Redakteur On November - 15 - 2010

Abu Dhabi: Dieser Ort ist für den neuen und zugleich jüngsten Weltmeister Sebastian Vettel sicher die Stätte seines Wirkens, an die er sich sein Leben lang gern zurück erinnern wird. Verschwitzt, aber unsagbar glücklich entstieg er seiner „Randy Mandy“, dem Red Bull Flitzer, mit dem er, begleitet von Applaus in vielen Wohnzimmern, als erster über die Ziellinie fuhr. 55 harte Runden lagen hinter ihm, gefolgt von Konkurrenten, die ihm immer noch den Titel streitig machen konnten. Da musste alles wohl überlegt sein: Die Wahl der Reifen, die für die ersten Zehn nicht frei war, die Planung von Boxen Stopp und so weiter.

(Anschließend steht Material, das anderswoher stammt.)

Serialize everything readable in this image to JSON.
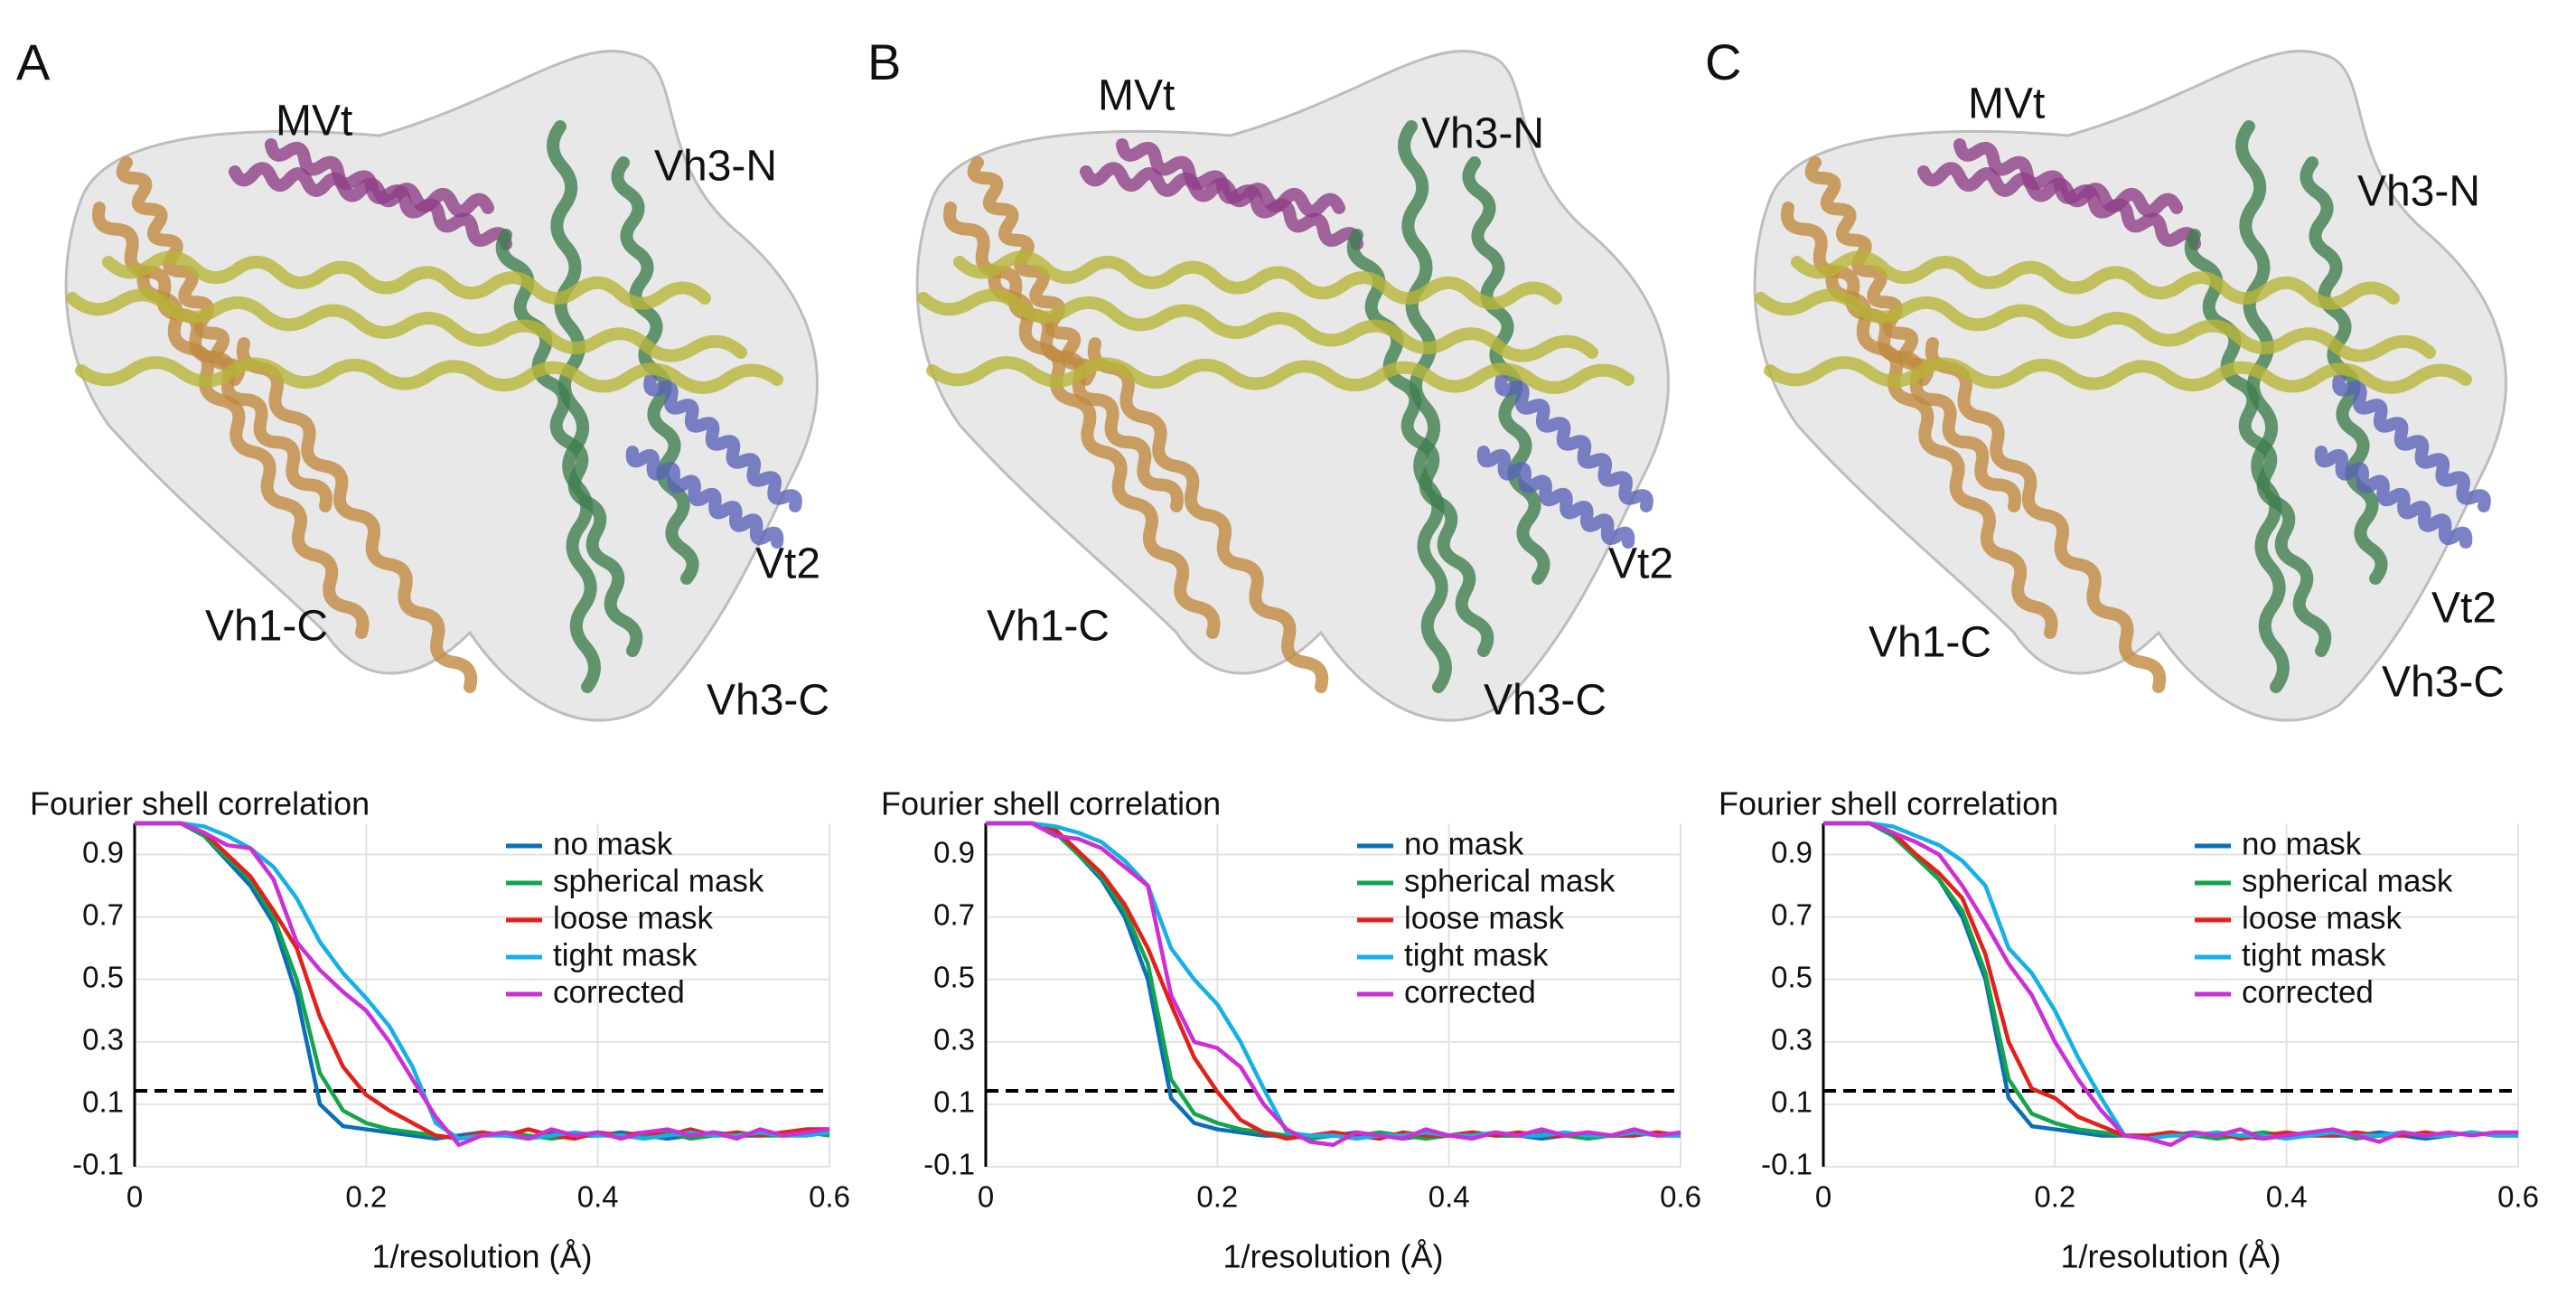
{
  "panels": [
    {
      "label": "A",
      "structure_labels": [
        "MVt",
        "Vh3-N",
        "Vt2",
        "Vh1-C",
        "Vh3-C"
      ]
    },
    {
      "label": "B",
      "structure_labels": [
        "MVt",
        "Vh3-N",
        "Vt2",
        "Vh1-C",
        "Vh3-C"
      ]
    },
    {
      "label": "C",
      "structure_labels": [
        "MVt",
        "Vh3-N",
        "Vt2",
        "Vh1-C",
        "Vh3-C"
      ]
    }
  ],
  "chart_data": [
    {
      "type": "line",
      "title": "Fourier shell correlation",
      "x_label": "1/resolution (Å)",
      "xlim": [
        0,
        0.6
      ],
      "ylim": [
        -0.1,
        1.0
      ],
      "xticks": [
        0,
        0.2,
        0.4,
        0.6
      ],
      "yticks": [
        -0.1,
        0.1,
        0.3,
        0.5,
        0.7,
        0.9
      ],
      "grid": true,
      "threshold": 0.143,
      "x": [
        0,
        0.02,
        0.04,
        0.06,
        0.08,
        0.1,
        0.12,
        0.14,
        0.16,
        0.18,
        0.2,
        0.22,
        0.24,
        0.26,
        0.28,
        0.3,
        0.32,
        0.34,
        0.36,
        0.38,
        0.4,
        0.42,
        0.44,
        0.46,
        0.48,
        0.5,
        0.52,
        0.54,
        0.56,
        0.58,
        0.6
      ],
      "series": [
        {
          "name": "no mask",
          "color": "#0a6fb8",
          "values": [
            1,
            1,
            1,
            0.96,
            0.88,
            0.8,
            0.68,
            0.45,
            0.1,
            0.03,
            0.02,
            0.01,
            0,
            -0.01,
            0,
            0.01,
            0,
            -0.01,
            0.01,
            0,
            0,
            0.01,
            0,
            -0.01,
            0,
            0.01,
            0,
            0,
            0.01,
            0,
            0.01
          ]
        },
        {
          "name": "spherical mask",
          "color": "#12a54a",
          "values": [
            1,
            1,
            1,
            0.96,
            0.89,
            0.82,
            0.7,
            0.5,
            0.2,
            0.08,
            0.04,
            0.02,
            0.01,
            0,
            -0.01,
            0,
            0.01,
            0,
            -0.01,
            0,
            0.01,
            0,
            0,
            0.01,
            -0.01,
            0,
            0.01,
            0,
            0,
            0.01,
            0
          ]
        },
        {
          "name": "loose mask",
          "color": "#e3201b",
          "values": [
            1,
            1,
            1,
            0.97,
            0.9,
            0.83,
            0.72,
            0.6,
            0.38,
            0.22,
            0.13,
            0.08,
            0.04,
            0,
            -0.01,
            0.01,
            0,
            0.02,
            0,
            -0.01,
            0.01,
            0,
            0.01,
            0,
            0.02,
            0,
            0.01,
            0,
            0.01,
            0.02,
            0.02
          ]
        },
        {
          "name": "tight mask",
          "color": "#13b1e6",
          "values": [
            1,
            1,
            1,
            0.99,
            0.96,
            0.92,
            0.86,
            0.76,
            0.62,
            0.52,
            0.44,
            0.35,
            0.22,
            0.04,
            -0.01,
            0,
            0,
            -0.01,
            0,
            0.01,
            0,
            0,
            -0.01,
            0,
            0.01,
            0,
            0,
            0.01,
            0,
            0,
            0.01
          ]
        },
        {
          "name": "corrected",
          "color": "#cc2fd6",
          "values": [
            1,
            1,
            1,
            0.97,
            0.93,
            0.92,
            0.82,
            0.62,
            0.53,
            0.46,
            0.4,
            0.3,
            0.18,
            0.06,
            -0.03,
            0,
            0.01,
            -0.01,
            0.02,
            0,
            0.01,
            -0.01,
            0.01,
            0.02,
            0,
            0.01,
            -0.01,
            0.02,
            0,
            0.01,
            0.02
          ]
        }
      ]
    },
    {
      "type": "line",
      "title": "Fourier shell correlation",
      "x_label": "1/resolution (Å)",
      "xlim": [
        0,
        0.6
      ],
      "ylim": [
        -0.1,
        1.0
      ],
      "xticks": [
        0,
        0.2,
        0.4,
        0.6
      ],
      "yticks": [
        -0.1,
        0.1,
        0.3,
        0.5,
        0.7,
        0.9
      ],
      "grid": true,
      "threshold": 0.143,
      "x": [
        0,
        0.02,
        0.04,
        0.06,
        0.08,
        0.1,
        0.12,
        0.14,
        0.16,
        0.18,
        0.2,
        0.22,
        0.24,
        0.26,
        0.28,
        0.3,
        0.32,
        0.34,
        0.36,
        0.38,
        0.4,
        0.42,
        0.44,
        0.46,
        0.48,
        0.5,
        0.52,
        0.54,
        0.56,
        0.58,
        0.6
      ],
      "series": [
        {
          "name": "no mask",
          "color": "#0a6fb8",
          "values": [
            1,
            1,
            1,
            0.97,
            0.9,
            0.82,
            0.7,
            0.5,
            0.12,
            0.04,
            0.02,
            0.01,
            0,
            0,
            -0.01,
            0,
            0.01,
            0,
            -0.01,
            0,
            0,
            0.01,
            0,
            0,
            -0.01,
            0,
            0.01,
            0,
            0,
            0.01,
            0
          ]
        },
        {
          "name": "spherical mask",
          "color": "#12a54a",
          "values": [
            1,
            1,
            1,
            0.97,
            0.9,
            0.83,
            0.72,
            0.55,
            0.18,
            0.07,
            0.04,
            0.02,
            0.01,
            0,
            -0.01,
            0,
            0,
            0.01,
            0,
            -0.01,
            0,
            0.01,
            0,
            0,
            0.01,
            0,
            -0.01,
            0,
            0.01,
            0,
            0
          ]
        },
        {
          "name": "loose mask",
          "color": "#e3201b",
          "values": [
            1,
            1,
            1,
            0.98,
            0.91,
            0.84,
            0.74,
            0.6,
            0.42,
            0.25,
            0.14,
            0.05,
            0.01,
            -0.01,
            0,
            0.01,
            0,
            -0.01,
            0.01,
            0,
            0,
            0.01,
            0,
            0.01,
            0,
            0,
            0.01,
            0,
            0,
            0.01,
            0
          ]
        },
        {
          "name": "tight mask",
          "color": "#13b1e6",
          "values": [
            1,
            1,
            1,
            0.99,
            0.97,
            0.94,
            0.88,
            0.8,
            0.6,
            0.5,
            0.42,
            0.3,
            0.15,
            0.01,
            0,
            0,
            -0.01,
            0,
            0,
            0.01,
            0,
            0,
            0.01,
            0,
            0,
            0.01,
            0,
            0,
            0.01,
            0,
            0
          ]
        },
        {
          "name": "corrected",
          "color": "#cc2fd6",
          "values": [
            1,
            1,
            1,
            0.96,
            0.95,
            0.92,
            0.86,
            0.8,
            0.45,
            0.3,
            0.28,
            0.22,
            0.1,
            0.02,
            -0.02,
            -0.03,
            0.01,
            0,
            -0.01,
            0.02,
            0,
            -0.01,
            0.01,
            0,
            0.02,
            0,
            0.01,
            0,
            0.02,
            0,
            0.01
          ]
        }
      ]
    },
    {
      "type": "line",
      "title": "Fourier shell correlation",
      "x_label": "1/resolution (Å)",
      "xlim": [
        0,
        0.6
      ],
      "ylim": [
        -0.1,
        1.0
      ],
      "xticks": [
        0,
        0.2,
        0.4,
        0.6
      ],
      "yticks": [
        -0.1,
        0.1,
        0.3,
        0.5,
        0.7,
        0.9
      ],
      "grid": true,
      "threshold": 0.143,
      "x": [
        0,
        0.02,
        0.04,
        0.06,
        0.08,
        0.1,
        0.12,
        0.14,
        0.16,
        0.18,
        0.2,
        0.22,
        0.24,
        0.26,
        0.28,
        0.3,
        0.32,
        0.34,
        0.36,
        0.38,
        0.4,
        0.42,
        0.44,
        0.46,
        0.48,
        0.5,
        0.52,
        0.54,
        0.56,
        0.58,
        0.6
      ],
      "series": [
        {
          "name": "no mask",
          "color": "#0a6fb8",
          "values": [
            1,
            1,
            1,
            0.97,
            0.9,
            0.82,
            0.7,
            0.5,
            0.12,
            0.03,
            0.02,
            0.01,
            0,
            0,
            -0.01,
            0,
            0.01,
            0,
            0,
            -0.01,
            0,
            0.01,
            0,
            0,
            0.01,
            0,
            -0.01,
            0,
            0.01,
            0,
            0
          ]
        },
        {
          "name": "spherical mask",
          "color": "#12a54a",
          "values": [
            1,
            1,
            1,
            0.96,
            0.89,
            0.82,
            0.72,
            0.52,
            0.18,
            0.07,
            0.04,
            0.02,
            0.01,
            0,
            0,
            0.01,
            0,
            -0.01,
            0,
            0.01,
            0,
            0,
            0.01,
            -0.01,
            0,
            0.01,
            0,
            0,
            0.01,
            0,
            0.01
          ]
        },
        {
          "name": "loose mask",
          "color": "#e3201b",
          "values": [
            1,
            1,
            1,
            0.97,
            0.9,
            0.84,
            0.76,
            0.58,
            0.3,
            0.15,
            0.12,
            0.06,
            0.03,
            0,
            0,
            0.01,
            0,
            0.01,
            -0.01,
            0,
            0.01,
            0,
            0,
            0.01,
            0,
            0,
            0.01,
            0,
            0.01,
            0,
            0.01
          ]
        },
        {
          "name": "tight mask",
          "color": "#13b1e6",
          "values": [
            1,
            1,
            1,
            0.99,
            0.96,
            0.93,
            0.88,
            0.8,
            0.6,
            0.52,
            0.4,
            0.25,
            0.12,
            0,
            -0.01,
            0,
            0,
            0.01,
            0,
            0,
            -0.01,
            0,
            0.01,
            0,
            0,
            0.01,
            0,
            0,
            0.01,
            0,
            0
          ]
        },
        {
          "name": "corrected",
          "color": "#cc2fd6",
          "values": [
            1,
            1,
            1,
            0.97,
            0.94,
            0.9,
            0.8,
            0.68,
            0.55,
            0.45,
            0.3,
            0.18,
            0.08,
            0,
            -0.01,
            -0.03,
            0.01,
            0,
            0.02,
            -0.01,
            0,
            0.01,
            0.02,
            0,
            -0.02,
            0.01,
            0,
            0.01,
            0,
            0.01,
            0.01
          ]
        }
      ]
    }
  ]
}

Gleich in der ersten Runde die Schrecksekunde, als Michael Schumacher sein Auto verlor und nach einem Crash unverletzt die Rennstrecke verlassen musste. Das Safety Car fuhr einige Runden, bis die Teile und das Kühlwasser auf der Straße ungefährlich gemacht wurden; dann nahm die Spannung mit jeder Runde zu. Die Moderatoren bei RTL freuten sich, als schärfster Konkurrent in dem Rennen um den Titel, Fernando Alonso von Ferrari, nach seinem Boxen Stopp dem Traum vom Weltmeister bis Ende des Rennens hinterher fuhr.

Der Deutsche, der beim österreichischen Red Bull Team noch bis 2011 unter Vertrag ist, führte nach einem anstrengenden Rennen die Formel 1 zum überhaupt ersten Mal in seiner Karriere an: Zum optimalen Zeitpunkt, denn nun ist er gleich Weltmeister. Einige Steine musste er in dieser Saison aus dem Weg räumen; nicht zwangsläufig seine Schuld. Dennoch ließ er sich nicht entmutigen und verfolgte engagiert sein Ziel hin zu einer bestmöglichen Platzierung. Das Ergebnis kann sich sehen lassen – mit 23 Jahren und dem Schelm, der nun erst recht aus den Augen von Sebastian Vettel lacht.